Over the last few decades, the mother of all environmental threats has been the threat of climate change, and warming and more acidic ocean water caused by burning fossil fuels.

A significant increase of carbon dioxide in the atmosphere has warmed the planet, but Ridd said a degree or two increase in temperature “is not a catastrophe” for reefs. “Basically, the warmer it gets the faster they grow,” Ridd said. “Now, obviously there is a limit. But one or two degrees is not the limit.”

Ridd said he does have some concerns about rising ocean pH levels caused by climate change. “The trouble is, I’ve sort of lost confidence in so much that comes out of the scientific institutions that it’s difficult to know what’s real and what isn’t,” Ridd said.

Ridd and Starck said that while they have concerns about much of the media reporting on the reef — Starck said a lot of reporting is regurgitated press releases — their bigger concern is with the state of the science around the reef.

“The media are reporting what the scientific institutions are saying, and we’re supposed to trust the scientists,” Ridd said. “Now, sure, the media should be a little bit more critical. They should ask some harder questions. They should talk to the dissenters. They shouldn’t blow things up as much. But heck, that’s what media does.”

“No, the problem is with the institutions, the science institutions. That’s where it’s all come from,” Ridd added. “Don’t blame the media, not too much.”

While Ridd and Starck are confident the Great Barrier Reef remains healthy and dynamic, the same cannot be said for all of the world’s reefs. The reefs in Florida and the Caribbean, for example, are closer to shore, and face more pressure from fishing and pollution.

“They’re much more heavily exploited,” Starck said. “It’s a totally different situation.”

Eugene Shinn, a longtime Florida-based marine geologist and pioneer reef researcher, said the reefs in Florida have been shrinking and degrading for decades. “They’re still going downhill as we speak,” he said. “A warming climate may have something to do with it. But I don’t think that’s everything.”

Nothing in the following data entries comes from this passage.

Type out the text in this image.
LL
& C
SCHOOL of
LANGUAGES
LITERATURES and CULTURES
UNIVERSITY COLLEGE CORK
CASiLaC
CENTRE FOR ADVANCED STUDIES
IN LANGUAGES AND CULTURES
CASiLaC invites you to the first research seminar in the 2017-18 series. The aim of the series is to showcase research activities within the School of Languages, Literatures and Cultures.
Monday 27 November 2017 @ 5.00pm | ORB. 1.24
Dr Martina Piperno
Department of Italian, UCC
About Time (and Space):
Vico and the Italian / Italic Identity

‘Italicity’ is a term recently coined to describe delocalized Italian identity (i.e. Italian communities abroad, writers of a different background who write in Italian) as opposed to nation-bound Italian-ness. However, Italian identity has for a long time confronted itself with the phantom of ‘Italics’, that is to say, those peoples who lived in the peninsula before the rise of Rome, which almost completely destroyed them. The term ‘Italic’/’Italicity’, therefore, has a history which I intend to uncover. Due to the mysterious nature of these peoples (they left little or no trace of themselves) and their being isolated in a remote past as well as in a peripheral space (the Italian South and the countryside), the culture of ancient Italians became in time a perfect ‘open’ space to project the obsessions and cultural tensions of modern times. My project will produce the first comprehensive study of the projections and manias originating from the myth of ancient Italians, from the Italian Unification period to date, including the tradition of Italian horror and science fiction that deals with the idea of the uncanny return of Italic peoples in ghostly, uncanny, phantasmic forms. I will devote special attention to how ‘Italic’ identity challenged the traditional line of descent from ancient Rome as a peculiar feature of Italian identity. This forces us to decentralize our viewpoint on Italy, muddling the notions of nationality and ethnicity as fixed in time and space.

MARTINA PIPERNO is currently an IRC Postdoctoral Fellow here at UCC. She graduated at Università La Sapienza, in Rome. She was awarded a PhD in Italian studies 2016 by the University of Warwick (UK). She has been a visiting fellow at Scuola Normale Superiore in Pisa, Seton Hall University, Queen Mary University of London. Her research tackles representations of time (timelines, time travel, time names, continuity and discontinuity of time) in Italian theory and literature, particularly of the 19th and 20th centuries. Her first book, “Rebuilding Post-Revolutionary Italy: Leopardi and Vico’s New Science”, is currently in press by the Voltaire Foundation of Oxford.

Shinn has looked into everything from the waste from septic tanks and wells to the possibility that pollutants are being carried over in Saharan dust storms from Africa to explain the decades-long die-off of staghorn and elkhorn coral. A 2019 paper out of Florida Atlantic University found that nitrogen from poorly treated sewage and fertilizer is throwing off the nutrient balance in the water, leading to algae blooms and killing coral.

Back in Australia, Starck said news reporters should take a closer look at the reef-based tourism industry that supports tens of thousands of jobs. “At the same time they’re all saying the reef is dying and how terrible it is, you’ve got a tourist industry with millions of people visiting the reef every year and coming back enthralled with what they’ve seen,” he said.

Ridd questioned why the Australian government continues to fund doomsday science about the reef. “Why would you do that? Why would the Americans say, ‘The Grand Canyon is just a disaster area. It’s not even worthwhile going to see.’ That’s what we do in Australia.”